In Ireland, an interesting and a rather different dynamic emerged. The Church, being native, became a rebel church, its priests and nuns siding with the people, in some instances going down in history as patriots in their own right, like Fr. Murphy, the hero of Vinegar Hill, celebrated in the stirring ballad “Boolavogue.” It was only post-independence that elements of the Church settled in with the new establishment that, lacking Pearse’s understanding of the psychodynamics of freedom, proceeded to run Ireland as though nothing much needed to change.
Pearse and Fanon sang from the same hymn sheet, but in different languages: Pearse in the language of freedom expressed as a faith in absolute reality, Fanon in the language of existential freedom avoiding mention of an explicit point of origin or destination. Both men had been born and raised as Catholics, and it is plain from their respective writings that neither was oblivious to the meaning of the fact that Christ suffered violence at the hands of a colonial power and its native quislings. Tearing himself away from that malign relationship—albeit with a divine passivity—he called us to do likewise.
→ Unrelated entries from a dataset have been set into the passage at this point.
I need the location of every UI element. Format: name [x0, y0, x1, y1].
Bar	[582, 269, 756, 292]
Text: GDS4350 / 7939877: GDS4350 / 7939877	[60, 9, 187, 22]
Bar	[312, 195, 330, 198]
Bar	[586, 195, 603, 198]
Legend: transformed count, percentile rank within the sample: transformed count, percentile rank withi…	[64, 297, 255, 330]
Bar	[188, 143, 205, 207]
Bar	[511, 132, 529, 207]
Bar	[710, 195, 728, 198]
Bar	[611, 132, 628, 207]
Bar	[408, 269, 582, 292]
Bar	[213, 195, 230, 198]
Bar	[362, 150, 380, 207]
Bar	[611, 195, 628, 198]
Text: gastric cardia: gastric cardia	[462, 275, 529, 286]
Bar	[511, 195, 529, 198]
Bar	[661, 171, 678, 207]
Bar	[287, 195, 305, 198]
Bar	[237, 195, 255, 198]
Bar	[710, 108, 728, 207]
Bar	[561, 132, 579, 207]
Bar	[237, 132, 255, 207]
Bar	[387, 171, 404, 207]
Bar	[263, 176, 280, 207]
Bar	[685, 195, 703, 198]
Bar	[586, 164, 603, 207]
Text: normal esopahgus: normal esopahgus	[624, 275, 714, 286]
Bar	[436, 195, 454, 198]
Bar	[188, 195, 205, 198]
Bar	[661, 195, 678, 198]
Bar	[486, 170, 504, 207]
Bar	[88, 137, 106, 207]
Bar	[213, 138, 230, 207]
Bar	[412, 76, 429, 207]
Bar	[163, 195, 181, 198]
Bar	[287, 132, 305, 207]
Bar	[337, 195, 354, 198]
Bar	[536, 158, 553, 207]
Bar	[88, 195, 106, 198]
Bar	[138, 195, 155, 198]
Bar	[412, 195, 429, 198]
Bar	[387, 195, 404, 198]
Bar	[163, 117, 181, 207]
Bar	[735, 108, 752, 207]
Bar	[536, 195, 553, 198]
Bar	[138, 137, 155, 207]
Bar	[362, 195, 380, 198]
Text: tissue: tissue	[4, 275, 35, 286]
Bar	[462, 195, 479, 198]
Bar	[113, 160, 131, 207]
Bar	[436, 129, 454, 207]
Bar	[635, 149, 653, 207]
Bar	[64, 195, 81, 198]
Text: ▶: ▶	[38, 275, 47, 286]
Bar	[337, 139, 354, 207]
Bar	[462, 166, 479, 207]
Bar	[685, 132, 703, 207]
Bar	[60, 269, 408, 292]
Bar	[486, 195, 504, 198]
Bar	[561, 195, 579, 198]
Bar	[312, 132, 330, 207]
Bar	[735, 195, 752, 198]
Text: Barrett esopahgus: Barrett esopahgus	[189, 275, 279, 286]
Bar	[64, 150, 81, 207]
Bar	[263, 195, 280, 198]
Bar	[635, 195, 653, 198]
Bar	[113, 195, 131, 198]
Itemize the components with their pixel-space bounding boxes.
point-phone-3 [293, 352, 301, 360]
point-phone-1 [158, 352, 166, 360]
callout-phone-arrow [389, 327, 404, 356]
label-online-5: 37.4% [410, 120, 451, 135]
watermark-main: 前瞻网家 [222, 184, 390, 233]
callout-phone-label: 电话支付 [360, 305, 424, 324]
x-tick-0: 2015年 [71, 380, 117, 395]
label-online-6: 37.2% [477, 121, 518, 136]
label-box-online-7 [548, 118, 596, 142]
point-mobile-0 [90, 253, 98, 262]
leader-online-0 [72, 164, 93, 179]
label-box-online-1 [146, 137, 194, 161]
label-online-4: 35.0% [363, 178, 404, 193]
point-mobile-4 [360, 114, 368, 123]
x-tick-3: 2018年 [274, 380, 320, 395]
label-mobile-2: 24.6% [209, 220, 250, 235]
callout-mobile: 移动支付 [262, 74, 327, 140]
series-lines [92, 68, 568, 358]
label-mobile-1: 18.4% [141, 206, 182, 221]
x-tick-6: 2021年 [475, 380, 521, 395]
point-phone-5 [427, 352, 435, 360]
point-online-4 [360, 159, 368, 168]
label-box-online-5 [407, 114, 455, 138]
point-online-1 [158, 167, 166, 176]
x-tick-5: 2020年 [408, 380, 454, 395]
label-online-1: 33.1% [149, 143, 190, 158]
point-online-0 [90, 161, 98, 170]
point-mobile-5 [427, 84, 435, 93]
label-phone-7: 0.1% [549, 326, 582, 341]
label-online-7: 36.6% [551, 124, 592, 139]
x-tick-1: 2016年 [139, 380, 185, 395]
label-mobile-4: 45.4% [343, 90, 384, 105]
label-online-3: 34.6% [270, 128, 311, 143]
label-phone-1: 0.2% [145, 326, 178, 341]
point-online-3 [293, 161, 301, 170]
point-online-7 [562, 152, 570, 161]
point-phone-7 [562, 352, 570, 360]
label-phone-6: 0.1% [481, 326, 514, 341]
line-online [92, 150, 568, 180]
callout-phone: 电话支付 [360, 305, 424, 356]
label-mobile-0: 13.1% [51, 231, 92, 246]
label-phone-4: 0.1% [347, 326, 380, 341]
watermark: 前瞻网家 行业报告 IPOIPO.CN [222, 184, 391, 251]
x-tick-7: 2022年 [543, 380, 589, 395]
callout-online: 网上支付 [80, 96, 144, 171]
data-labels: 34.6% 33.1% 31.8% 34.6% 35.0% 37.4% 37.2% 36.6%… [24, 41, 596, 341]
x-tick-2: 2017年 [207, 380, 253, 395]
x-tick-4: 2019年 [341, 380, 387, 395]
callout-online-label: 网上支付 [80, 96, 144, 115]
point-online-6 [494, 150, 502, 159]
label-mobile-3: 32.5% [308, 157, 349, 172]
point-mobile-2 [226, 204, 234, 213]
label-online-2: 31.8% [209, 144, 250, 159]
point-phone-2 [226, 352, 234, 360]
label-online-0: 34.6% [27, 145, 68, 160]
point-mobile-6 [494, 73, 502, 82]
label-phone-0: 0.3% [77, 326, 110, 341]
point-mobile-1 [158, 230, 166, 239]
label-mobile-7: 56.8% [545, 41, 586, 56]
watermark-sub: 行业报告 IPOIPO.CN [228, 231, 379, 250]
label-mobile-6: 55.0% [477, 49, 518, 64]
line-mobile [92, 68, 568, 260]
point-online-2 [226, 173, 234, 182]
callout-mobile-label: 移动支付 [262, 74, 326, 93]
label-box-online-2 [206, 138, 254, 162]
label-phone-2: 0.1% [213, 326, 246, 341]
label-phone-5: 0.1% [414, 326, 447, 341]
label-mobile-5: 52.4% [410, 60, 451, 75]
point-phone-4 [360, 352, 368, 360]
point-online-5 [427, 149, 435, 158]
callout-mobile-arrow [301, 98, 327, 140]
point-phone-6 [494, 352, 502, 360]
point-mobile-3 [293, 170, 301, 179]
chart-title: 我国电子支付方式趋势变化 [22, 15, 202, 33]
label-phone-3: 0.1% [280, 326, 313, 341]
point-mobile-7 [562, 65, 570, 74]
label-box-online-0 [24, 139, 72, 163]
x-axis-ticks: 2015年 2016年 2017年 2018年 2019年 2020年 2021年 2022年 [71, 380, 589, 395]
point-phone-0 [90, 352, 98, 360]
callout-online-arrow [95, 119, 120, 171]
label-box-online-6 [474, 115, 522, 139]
Both Pearse and Fanon believed that, for us in our human inadequacy, tearing away sometimes requires more direct methods. Otherwise, as Fanon noted, human beings could allow themselves to be subjected to a version of Christianity that required acquiescence in their own enslavement. This cannot be right or true. There are passages of the Bible in which slavery is regarded with ambivalence, but the New Testament leaves little wiggle room, especially in the words of Christ as relayed by St. Paul the Apostle. In his Epistle to the Galatians, Paul tells us: “For freedom Christ has set us free; stand firm therefore, and do not submit again to a yoke of slavery” (Gal. 4:31–5:1).
To attain the kingdom of the Lord, Paul confides, the former slave and his master must be reconciled as brothers (Philem. 16), which might be deemed the ultimate end of all political endeavor, one most urgent during the present confrontation between Europe and the Third World. Absent the realization of such brotherhood, of which Frantz Fanon has been the greatest modern prophet, the world faces imminently a Calvary from which only the former master or his former slave will emerge to know any kind of freedom.
John Waters is an Irish writer and commentator, the author of nine books, and a playwright.